The Yankees have a $34 million dollar question, and his name is JA Happ

After Happ's less than impressive 2019, what do you do with a 39 year old that's owed $34 million over the next two seasons?

New York Yankees, J.A. Happ
Jun 18, 2019; Bronx, NY, USA; New York Yankees starting pitcher J.A. Happ (34) pitches against the Tampa Bay Rays during the first inning at Yankee Stadium. Mandatory Credit: Andy Marlin-USA TODAY Sports

JA Happ was an enigma for the New York Yankees this season. By and large, the 2020 season for Happ was an exercise in mediocrity. 34 home runs, over 161.1 innings pitched, 140 strikeouts, and an ERA of 4.91. Sure, he “figured it out” down the stretch, but it shouldn’t be a surprise to anyone that he was demoted to bullpen work in the playoffs.

But, the Yankees have a question that needs answering. The starting rotation is in shambles. You have Tanaka, Severino, and Paxton as your obvious front 3 based off last season. Sabathia retired, and no one is sure about Domingo German. Paxton is still under contract for the next 2 seasons, with a guaranteed option kicking in for 2021 if he makes 27 starts and pitches 165 innings. So what do you do with Happ? (

Do you start him?

The New York Yankees need to sign one, if not two, front line pitchers. During a free agency with Cole, Strasburg, Bumgartner, and Ryu on the market, you have to sign one of them. Yes, you can’t have 5 pitchers with all-star seasons, but could you imagine 4 straight starts with Severino, Paxton, Tanaka and one of those 4 I listed in a row? How can you NOT salivate?

The problem in retaining Happ is that a bad season this late in his career will ultimately lead to more bad seasons.

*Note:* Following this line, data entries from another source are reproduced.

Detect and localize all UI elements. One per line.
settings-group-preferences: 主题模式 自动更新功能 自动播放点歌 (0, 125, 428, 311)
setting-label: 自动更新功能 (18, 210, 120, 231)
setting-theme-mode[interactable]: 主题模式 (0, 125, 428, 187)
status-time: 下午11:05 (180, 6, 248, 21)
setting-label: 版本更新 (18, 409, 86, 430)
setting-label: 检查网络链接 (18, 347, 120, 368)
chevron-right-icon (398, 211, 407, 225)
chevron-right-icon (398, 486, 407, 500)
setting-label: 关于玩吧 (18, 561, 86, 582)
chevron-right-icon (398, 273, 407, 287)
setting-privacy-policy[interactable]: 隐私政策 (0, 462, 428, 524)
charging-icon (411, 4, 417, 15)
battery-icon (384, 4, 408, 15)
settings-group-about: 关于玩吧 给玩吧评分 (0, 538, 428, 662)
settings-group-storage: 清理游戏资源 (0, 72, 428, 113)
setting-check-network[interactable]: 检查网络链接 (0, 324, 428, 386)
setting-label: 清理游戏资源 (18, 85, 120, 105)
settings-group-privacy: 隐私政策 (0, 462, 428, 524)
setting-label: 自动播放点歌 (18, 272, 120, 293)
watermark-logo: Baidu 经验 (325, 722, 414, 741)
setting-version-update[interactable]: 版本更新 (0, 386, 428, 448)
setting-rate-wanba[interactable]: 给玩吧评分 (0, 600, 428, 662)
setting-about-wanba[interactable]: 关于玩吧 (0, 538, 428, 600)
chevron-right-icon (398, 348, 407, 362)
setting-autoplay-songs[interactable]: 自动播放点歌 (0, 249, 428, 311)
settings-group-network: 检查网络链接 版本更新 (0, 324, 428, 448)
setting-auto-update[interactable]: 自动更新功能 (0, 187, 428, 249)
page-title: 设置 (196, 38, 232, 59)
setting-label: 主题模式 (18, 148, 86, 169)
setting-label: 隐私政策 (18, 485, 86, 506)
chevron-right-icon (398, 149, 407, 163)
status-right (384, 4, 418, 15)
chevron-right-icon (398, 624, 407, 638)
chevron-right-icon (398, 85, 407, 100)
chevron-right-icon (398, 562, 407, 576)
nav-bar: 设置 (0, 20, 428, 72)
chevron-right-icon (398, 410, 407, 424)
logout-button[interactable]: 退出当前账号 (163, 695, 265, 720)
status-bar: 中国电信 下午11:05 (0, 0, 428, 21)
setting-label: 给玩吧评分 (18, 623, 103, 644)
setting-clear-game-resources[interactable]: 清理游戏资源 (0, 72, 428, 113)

The guy is 39 years old, scheduled to pitch till he’s 41, He’s averaged a 14-10 record over the length of his career with an ERA just under 4.00. And if the Domingo German situation resolves in such a way that he comes back to start, German is UNQUESTIONABLY the 5th guy on the totem pole. He had 153 strikeouts, 39 walks, gave up 69 runs on 125 hits over 143 innings. Oh, yea, and an 18-4 record. He’s a number 3 or number 4 starter. Happ is truly expendable, but who will take him for $34 million?

Trade options.

Mike Fires is probably one of the better trade options the Yankees could get. Should the A’s agree to pick up most of the rest of Happ’s contract, Fires is owed a meager $8.1 million for 2020. That’ll be the end of his contract. He’ll be 35 years old, and has been averaging a 14-6 record, 175 innings pitched, a 3.75 ERA, 130 K’s, and 40 walks over the last two seasons. He’s also averaging about 30 home runs a season over that span, but Happ also gave up 35 home runs over last year. So… you’re upgrading with Fires, as well as saving about half of what you’d pay Happ next year.

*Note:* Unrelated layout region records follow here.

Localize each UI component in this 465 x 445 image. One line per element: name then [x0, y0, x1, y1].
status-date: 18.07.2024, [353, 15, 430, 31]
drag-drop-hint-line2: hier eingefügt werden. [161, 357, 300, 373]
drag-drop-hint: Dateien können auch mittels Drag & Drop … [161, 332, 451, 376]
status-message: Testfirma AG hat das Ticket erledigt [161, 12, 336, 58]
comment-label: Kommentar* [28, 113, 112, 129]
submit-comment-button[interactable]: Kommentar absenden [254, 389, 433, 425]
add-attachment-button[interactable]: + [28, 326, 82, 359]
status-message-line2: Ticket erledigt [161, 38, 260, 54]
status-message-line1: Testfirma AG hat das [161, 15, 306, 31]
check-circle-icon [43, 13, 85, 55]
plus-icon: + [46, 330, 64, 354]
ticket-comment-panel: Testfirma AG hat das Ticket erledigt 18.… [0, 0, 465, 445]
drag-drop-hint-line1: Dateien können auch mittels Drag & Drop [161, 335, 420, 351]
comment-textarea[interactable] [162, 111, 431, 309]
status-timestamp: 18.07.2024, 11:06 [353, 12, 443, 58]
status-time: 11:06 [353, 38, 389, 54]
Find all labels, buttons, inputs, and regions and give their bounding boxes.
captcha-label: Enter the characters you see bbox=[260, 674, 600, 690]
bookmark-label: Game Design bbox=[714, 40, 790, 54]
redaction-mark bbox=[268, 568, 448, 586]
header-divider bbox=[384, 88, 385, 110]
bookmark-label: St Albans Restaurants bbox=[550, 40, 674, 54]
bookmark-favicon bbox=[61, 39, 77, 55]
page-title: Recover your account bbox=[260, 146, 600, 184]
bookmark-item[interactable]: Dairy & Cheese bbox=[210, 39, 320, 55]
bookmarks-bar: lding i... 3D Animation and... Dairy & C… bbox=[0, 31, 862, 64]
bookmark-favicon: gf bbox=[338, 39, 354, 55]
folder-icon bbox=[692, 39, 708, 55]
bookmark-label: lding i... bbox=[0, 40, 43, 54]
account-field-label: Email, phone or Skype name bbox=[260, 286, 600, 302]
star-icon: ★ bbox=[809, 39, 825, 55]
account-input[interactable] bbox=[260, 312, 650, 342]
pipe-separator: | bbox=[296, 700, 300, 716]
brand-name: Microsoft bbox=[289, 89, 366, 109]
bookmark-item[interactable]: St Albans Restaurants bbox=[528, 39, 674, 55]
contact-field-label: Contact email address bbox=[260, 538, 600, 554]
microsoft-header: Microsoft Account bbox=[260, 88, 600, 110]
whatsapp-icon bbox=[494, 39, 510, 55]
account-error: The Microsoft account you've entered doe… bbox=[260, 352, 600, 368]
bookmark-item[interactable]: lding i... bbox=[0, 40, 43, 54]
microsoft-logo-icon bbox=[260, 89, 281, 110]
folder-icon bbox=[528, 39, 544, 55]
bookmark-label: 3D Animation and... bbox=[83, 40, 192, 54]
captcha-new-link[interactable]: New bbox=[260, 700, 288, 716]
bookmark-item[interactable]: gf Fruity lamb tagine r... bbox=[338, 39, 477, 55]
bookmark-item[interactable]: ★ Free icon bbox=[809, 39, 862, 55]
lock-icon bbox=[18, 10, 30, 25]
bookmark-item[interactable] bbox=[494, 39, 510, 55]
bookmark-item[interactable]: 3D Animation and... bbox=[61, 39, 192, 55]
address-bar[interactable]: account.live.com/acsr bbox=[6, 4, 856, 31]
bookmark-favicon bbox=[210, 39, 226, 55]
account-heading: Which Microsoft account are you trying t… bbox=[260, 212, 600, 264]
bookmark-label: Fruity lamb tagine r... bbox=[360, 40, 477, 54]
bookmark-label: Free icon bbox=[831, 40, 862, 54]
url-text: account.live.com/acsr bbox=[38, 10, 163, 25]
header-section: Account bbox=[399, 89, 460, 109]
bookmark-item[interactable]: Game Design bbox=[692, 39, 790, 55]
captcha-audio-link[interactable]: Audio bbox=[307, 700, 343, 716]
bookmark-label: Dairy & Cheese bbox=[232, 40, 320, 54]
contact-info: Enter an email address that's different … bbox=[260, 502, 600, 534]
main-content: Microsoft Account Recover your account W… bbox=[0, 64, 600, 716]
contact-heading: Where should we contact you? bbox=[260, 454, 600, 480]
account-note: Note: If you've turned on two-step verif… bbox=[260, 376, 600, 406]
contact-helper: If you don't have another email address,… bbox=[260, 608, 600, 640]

It’s unquestionable that Happ is the odd man out in the Yankees rotation next season. Trading him makes the most sense. If we don’t nab one of the big-name free agents, we can package Happ for the young prospective pitcher, by packaging Happ with someone like Nestor Cortes Jr., Luis Cesa, or even Jordan Montgomery. Other trade options exist, but Fires is the one I think makes the most sense.

This was just another prime example of the Yankees paying lip service. “Oh, we want to stay under the luxury tax, but we’re going to field a championships quality team.” You don’t field a championships caliber team by giving $50 million dollars to a 38-year-old with a career ERA of 3.99, a 121-90 record, and averaging 3.2 K’s per 9 innings.